Отдельного упоминания заслуживают инновационные работы ряда упомянутых авторов, закладывающие, на наш взгляд, концептуальные основания политико-административных исследований транспорта. Так, О. Дженсен и Т. Ричардсон в работе «Создавая европейское пространство: мобильность, власть и территориальная идентичность»[59] предлагают философско-социологический подход к вопросам политики и власти в их связи с факторами, трансформирующими физическое пространство Европы: развитие высокоскоростных трансграничных потоков мобильности, формирование сетевых урбанистических структур и т. д. Авторы анализируют комплексное влияние этих факторов на такие разнородные явления и процессы, как национальная и наднациональная идентичность, городская и сельская субкультура, взаимоотношения центральных и периферийных регионов Европы, политика полицентрического развития и устойчивого развития в контексте актуальной европейской транспортной политики в настоящем и будущем.
   Упомянем работу Дж. Вайгара «Политические аспекты мобильности. Транспорт, окружающая среда и публичная политика»[60], в которой автор показывает, каким образом резко возросшая мобильность современной западной цивилизации повлекла за собой переоценку политического и общественного восприятия транспортных проблем. Автор формулирует заслуживающую внимания методологическую и теоретическую программу исследования, подходы к определению стратегических целей, расширению границ «проблемных аудиторий» транспортной политики. Предлагаемые идеи направлены на достижение целей, связанных с суверенитетом государств, качеством жизни, экологической ответственностью, устойчивым развитием.

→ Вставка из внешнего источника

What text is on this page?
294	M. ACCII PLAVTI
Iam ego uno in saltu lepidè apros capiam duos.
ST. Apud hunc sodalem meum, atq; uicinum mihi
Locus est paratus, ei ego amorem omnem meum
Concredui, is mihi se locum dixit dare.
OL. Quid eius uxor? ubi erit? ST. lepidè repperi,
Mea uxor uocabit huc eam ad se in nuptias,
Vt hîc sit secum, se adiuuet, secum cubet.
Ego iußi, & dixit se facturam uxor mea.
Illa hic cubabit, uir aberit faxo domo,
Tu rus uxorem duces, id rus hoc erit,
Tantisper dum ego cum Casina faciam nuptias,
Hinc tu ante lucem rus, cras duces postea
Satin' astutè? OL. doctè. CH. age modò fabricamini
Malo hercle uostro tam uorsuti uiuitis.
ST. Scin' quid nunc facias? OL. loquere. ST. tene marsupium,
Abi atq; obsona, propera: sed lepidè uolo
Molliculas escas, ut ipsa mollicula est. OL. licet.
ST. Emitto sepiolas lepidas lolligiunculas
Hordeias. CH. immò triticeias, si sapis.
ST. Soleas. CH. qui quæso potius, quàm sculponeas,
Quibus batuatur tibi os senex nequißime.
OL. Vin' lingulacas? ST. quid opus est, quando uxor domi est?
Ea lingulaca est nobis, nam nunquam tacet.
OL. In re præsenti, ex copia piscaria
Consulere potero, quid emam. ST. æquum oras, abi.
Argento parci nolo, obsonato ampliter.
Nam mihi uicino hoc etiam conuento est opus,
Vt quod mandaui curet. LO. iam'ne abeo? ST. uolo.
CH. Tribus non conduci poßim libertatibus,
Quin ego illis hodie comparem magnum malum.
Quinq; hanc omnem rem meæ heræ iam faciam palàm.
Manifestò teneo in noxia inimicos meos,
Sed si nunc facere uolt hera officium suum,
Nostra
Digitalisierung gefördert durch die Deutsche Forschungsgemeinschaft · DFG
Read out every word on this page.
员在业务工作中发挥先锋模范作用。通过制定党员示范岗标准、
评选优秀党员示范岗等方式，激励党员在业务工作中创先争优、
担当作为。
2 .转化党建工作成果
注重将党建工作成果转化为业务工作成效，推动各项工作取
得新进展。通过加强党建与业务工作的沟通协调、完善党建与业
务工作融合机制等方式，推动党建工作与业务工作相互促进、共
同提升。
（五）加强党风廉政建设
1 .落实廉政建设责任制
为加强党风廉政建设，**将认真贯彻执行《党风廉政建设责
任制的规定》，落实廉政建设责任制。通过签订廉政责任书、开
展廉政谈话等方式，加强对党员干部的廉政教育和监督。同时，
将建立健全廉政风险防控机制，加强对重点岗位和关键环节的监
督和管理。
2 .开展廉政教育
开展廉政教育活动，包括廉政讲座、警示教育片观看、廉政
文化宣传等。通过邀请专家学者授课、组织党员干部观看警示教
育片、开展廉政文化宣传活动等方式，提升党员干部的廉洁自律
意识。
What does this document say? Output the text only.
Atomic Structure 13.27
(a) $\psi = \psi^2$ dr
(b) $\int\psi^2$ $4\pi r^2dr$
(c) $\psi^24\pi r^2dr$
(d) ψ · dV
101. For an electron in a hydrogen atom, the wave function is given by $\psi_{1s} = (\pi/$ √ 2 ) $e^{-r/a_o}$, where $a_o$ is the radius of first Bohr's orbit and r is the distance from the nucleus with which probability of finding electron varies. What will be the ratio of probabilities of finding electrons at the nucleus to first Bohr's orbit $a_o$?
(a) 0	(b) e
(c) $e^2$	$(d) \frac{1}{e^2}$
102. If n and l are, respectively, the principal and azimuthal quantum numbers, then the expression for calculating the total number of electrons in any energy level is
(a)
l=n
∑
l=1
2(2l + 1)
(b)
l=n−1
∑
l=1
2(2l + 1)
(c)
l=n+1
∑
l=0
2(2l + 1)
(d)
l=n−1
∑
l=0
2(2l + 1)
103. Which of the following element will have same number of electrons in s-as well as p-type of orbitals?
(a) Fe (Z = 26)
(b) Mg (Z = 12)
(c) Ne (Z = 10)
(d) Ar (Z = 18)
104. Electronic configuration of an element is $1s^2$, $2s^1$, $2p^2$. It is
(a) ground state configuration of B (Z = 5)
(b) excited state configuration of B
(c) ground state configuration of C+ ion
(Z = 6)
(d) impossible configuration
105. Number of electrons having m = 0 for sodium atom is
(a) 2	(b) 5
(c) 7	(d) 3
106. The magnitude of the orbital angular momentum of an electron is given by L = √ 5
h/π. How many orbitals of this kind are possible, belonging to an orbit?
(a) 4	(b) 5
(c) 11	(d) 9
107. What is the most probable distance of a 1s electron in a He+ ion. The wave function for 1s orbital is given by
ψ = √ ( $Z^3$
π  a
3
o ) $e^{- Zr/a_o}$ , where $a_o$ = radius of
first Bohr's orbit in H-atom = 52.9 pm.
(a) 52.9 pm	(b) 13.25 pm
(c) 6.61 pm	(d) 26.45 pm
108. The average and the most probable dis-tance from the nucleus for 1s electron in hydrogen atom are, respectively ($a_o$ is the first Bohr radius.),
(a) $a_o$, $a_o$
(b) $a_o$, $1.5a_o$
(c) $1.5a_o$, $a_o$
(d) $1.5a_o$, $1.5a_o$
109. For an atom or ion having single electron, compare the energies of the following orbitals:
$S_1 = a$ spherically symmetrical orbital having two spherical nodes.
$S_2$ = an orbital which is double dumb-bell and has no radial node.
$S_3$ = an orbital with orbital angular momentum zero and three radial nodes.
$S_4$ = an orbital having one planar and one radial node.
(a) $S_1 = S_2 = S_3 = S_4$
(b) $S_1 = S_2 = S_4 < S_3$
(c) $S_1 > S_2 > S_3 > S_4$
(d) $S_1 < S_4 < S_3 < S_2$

   В работе того же автора «Транспорт, экологическая политика и общественная безопасность»[61] в контексте актуального для европейской транспортной политики дискурса «устойчивого развития» подвергается анализу инновационная парадигма «управления спросом» (demand management), призванная прийти на смену традиционному подходу, ориентированному на рост предложения транспортных услуг. Заметим также, что эта работа содержит заслуживающий внимания ретроспективный анализ процесса выработки, принятия и реализации национальной транспортной политики в Великобритании за период 1987–2000 гг., раскрывающий политические механизмы продвижения и противодействия транспортным инициативам в процессе формирования публичной повестки. Новаторский подход автора заключается в попытке решения этих задач за счет привлечения методологических и теоретических наработок, почерпнутых из социальных и политических наук.
   Скажем несколько слов о работе Дж. Росса «Связывая Европу: транспортная политика и политический процесс в Европейском союзе»[62]. В ней предложен анализ развития транспортной проблематики в качестве одной из областей публичной политики ЕС, вызывающей все более острые публичные трения и дебаты. Рассматривая четыре вида транспорта, а именно железнодорожного, автомобильного, воздушного и морского, автор открывает дискуссию на тему фундаментальной роли транспорта в совокупной европейской политической экономии в прошлом, настоящем и будущем.
   Крайне интересна и полезна для настоящего исследования книга «Барьеры на пути устойчивого транспорта (Развитие транспорта и концепция устойчивого развития)»[63], вышедшая под редакцией П. Ритвелда. Она посвящена актуальной для современной европейской науки теме негативных социальных и экологических последствий развития транспорта. Основное внимание авторы уделяют роли институтов и регулятивных систем в развитии транспорта, их воздействию на поведенческие модели граждан с точки зрения продвижения идеологии устойчивого развития. Выполненное с участием ведущих представителей мировой академической науки исследование предлагает интернациональный взгляд на проблемы национальной транспортной политики, местных инициатив в этой области, а также на вопросы международной транспортной кооперации.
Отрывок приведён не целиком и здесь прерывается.